You’re expecting a relationship that will start partly on personality, so don’t be afraid to be authentic and be who you are. Tell them the things you do well, the type of people you work well with and understand what they do so that you can have a mutual relationship and have that second, third and fourth date.

SANDRO FORTE

Well, I would say two more things, Renne, if I may. One is I’ve never been good at dating anyway, so I’ll have to bow to your better judgement and expertise on that one. But in terms of – I’m a lover, not a fighter, let’s be clear. 

So building new relationships comes a bit more naturally to me than ending a relationship, but there was one particular case where having that difficult conversation doesn’t come naturally to me. But it was lady, a matrimonial lawyer, that introduced some lovely cases. it was a very, very equal reciprocation arrangement; it just fell that way, no particular intention either way, and the relationship was great. 

However, there was an issue because I found out that she was kind of playing one person off against another, and that doesn’t sit well with me. That, to me, isn’t a very genuine way to go about building a relationship, and I had to have a tough conversation, because on the one hand, this lady was responsible for introducing about half of one of my years, around about 2018 – half of the production that year came from this matrimonial lawyer, some substantial cases. 

Walking away from that relationship was not an easy thing to do. Commercially, it made no sense, but for the future of my business and the fact that I could sleep at night, and I could ascribe to all the things that are important to me, which is high standards: transparency, honesty; it was a tough conversation. And, for me, it was nothing more straightforward or complicated than simply saying this isn’t a relationship that works for me anymore, I’m afraid. Here are the reasons why.

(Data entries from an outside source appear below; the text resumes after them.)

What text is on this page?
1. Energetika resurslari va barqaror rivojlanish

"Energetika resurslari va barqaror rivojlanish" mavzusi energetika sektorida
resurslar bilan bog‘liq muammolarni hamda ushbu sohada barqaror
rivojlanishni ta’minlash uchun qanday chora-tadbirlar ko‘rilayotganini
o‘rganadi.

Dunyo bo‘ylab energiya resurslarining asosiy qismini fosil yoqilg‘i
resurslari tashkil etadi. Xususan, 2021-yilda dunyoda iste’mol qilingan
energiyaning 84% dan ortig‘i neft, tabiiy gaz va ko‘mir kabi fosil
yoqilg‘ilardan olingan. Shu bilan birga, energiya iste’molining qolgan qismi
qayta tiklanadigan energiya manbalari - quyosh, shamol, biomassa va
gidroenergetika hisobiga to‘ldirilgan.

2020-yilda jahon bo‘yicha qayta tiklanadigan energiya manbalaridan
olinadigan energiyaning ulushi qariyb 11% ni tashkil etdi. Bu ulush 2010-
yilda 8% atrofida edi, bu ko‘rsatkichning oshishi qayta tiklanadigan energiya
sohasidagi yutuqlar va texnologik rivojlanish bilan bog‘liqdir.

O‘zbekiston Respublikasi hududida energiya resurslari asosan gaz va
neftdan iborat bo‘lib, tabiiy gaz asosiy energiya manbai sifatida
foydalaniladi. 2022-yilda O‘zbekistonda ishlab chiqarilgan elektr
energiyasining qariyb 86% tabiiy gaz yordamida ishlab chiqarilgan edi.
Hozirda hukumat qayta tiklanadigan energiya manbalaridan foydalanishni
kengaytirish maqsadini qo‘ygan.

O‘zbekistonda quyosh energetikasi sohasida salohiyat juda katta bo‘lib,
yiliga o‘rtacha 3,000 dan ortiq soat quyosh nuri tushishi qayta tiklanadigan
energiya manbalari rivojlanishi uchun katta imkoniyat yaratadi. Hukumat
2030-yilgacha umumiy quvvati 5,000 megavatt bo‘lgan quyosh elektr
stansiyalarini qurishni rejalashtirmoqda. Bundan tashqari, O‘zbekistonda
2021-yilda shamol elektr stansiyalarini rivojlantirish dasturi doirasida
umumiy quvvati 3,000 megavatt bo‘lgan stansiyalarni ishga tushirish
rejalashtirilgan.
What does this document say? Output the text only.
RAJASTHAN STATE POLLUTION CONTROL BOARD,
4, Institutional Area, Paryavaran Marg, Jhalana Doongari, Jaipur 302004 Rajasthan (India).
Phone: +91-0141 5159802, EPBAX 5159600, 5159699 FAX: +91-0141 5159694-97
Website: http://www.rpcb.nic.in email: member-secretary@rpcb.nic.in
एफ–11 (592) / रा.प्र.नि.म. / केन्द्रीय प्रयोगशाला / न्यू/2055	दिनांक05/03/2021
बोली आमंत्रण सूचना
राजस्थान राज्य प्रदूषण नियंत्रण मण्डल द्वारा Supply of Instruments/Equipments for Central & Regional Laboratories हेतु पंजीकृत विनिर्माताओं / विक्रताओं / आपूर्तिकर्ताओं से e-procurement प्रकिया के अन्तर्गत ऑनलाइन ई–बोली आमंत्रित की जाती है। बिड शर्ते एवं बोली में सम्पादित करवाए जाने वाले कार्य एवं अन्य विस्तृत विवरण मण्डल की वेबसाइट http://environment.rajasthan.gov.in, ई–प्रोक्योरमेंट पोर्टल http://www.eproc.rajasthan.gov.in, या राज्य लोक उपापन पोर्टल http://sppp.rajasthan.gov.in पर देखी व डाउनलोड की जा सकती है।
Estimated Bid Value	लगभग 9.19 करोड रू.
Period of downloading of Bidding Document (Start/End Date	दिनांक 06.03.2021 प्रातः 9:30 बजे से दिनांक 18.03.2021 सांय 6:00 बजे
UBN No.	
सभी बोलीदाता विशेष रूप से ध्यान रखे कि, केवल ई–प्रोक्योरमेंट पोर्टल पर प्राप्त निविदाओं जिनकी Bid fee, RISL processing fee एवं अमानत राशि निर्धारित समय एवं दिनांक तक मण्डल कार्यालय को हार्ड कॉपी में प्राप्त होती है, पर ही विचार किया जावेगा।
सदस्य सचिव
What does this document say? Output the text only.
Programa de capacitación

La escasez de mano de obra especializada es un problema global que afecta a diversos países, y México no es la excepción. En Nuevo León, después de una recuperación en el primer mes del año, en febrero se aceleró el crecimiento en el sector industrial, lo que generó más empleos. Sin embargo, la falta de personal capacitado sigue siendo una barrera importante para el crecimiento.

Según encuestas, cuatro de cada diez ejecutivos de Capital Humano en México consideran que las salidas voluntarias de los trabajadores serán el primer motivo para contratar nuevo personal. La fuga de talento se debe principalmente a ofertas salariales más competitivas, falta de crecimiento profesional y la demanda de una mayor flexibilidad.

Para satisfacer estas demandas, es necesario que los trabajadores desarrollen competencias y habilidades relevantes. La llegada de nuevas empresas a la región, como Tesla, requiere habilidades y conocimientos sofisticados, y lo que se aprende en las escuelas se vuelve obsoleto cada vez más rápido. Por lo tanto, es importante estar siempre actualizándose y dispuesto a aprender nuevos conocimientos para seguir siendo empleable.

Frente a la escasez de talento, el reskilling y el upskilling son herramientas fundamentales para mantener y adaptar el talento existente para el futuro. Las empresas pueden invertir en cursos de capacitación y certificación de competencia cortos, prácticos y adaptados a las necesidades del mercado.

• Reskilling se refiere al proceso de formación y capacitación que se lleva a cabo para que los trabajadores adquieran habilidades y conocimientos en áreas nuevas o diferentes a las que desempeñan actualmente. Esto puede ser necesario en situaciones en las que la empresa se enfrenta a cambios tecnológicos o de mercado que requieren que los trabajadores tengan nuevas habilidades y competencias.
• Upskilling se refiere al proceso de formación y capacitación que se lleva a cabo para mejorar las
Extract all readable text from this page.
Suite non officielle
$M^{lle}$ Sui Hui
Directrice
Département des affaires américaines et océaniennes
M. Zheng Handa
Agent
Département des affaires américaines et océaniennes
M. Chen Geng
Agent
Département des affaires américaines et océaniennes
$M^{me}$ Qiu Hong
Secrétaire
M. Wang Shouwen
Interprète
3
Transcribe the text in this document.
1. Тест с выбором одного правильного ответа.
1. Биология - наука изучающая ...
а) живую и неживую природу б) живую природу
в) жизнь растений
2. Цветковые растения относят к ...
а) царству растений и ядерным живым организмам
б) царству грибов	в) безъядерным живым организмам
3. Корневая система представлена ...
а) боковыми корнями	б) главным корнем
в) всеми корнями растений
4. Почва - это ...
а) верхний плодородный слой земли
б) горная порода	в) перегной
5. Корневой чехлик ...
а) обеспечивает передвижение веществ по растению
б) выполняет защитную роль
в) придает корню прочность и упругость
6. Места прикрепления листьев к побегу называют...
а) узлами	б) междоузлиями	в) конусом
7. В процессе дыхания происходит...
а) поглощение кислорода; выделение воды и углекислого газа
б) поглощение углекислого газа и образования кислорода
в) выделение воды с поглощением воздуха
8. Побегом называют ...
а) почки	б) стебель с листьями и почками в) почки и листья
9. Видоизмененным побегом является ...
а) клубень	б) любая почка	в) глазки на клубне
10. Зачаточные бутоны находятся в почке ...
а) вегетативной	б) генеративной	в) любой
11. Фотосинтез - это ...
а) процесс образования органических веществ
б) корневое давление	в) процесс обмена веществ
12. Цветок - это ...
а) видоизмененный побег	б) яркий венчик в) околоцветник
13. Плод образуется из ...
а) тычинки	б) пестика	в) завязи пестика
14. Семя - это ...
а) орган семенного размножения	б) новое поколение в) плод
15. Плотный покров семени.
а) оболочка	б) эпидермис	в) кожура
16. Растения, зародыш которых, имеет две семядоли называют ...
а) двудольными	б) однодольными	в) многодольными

It was a painful divorce, if that’s what you want to call it, excuse the pun, but it was the right decision, and we’ve all, I think, to a greater or lesser extent, been in a situation where the left-side of our brain, the logical side of our brain, is saying it’s the right thing to do, and yet the emotional, the right-side of our brain, is clinging on for dear life, saying but I don’t want to let go. 

Ultimately, I would counsel anyone to listen very closely to the left-side of the brain, the logical side. If it makes sense, it’s probably right for the future of your business.

RENEE HANSON

Well said as always, Sandro, and I think that whole making sure that relationships are healthy, just like with our clients, that they must be healthy with our centres of influence. They will feel it just like we will feel it. And they’ll want to move forward when we’re in a healthy relationship and they’ll want to part when we’re not.